US newspapers’ digital advertising revenues to surpass those of print editions by 2026
The transformation of the US newspaper business will reach its tipping point in four years’ time. According to PwC’s Global Entertainment & Media Outlook 2022-2026, by 2026 the industry is set to see commercial digital revenue surpass that associated with the paper product, and will in principle be the first major market worldwide to complete that milestone.
This development will largely be driven by a steady decline in print advertising. PwC expects print advertising to fall from $7 billion last year to $4.9 billion in 2026. This decline will not be covered by digital planning, which will only increase by $251 million. The two trends will intersect at around $5 billion in four years’ time, with the latter already slightly ahead, as part of a transition that the pandemic has helped to accelerate.
PwC forecasts that already this year the industry will earn more from circulation than from commercial turnover.
In that immediate future of a net loss of some $2.4 billion in advertising revenue, the importance of circulation revenue, both digital and print, emerges. According to PwC, they will outstrip commercial planning later this year. All this despite a context of declining circulation in these media, which will lose 3.3% of circulation annually until 2026.

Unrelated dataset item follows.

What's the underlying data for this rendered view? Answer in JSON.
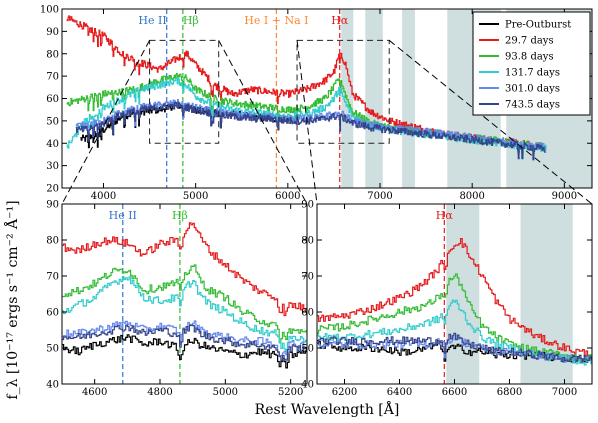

The report attributes a significant part of this change to the fact that the US local press is facing a crucial problem for its survival: its declining impact in print and the fall in associated advertising from nearby businesses and shops is aggravated by the inability to compete with the large platforms in digital planning, both in terms of cost and segmentation.
This trend explains why in 2020 a UNC Hussman School of Journalism study concluded that a quarter of US newspapers had disappeared in the previous 15 years. News deserts are becoming larger and more numerous in the US, which in turn leaves citizens less informed and less engaged with their immediate community in a scenario of political polarisation.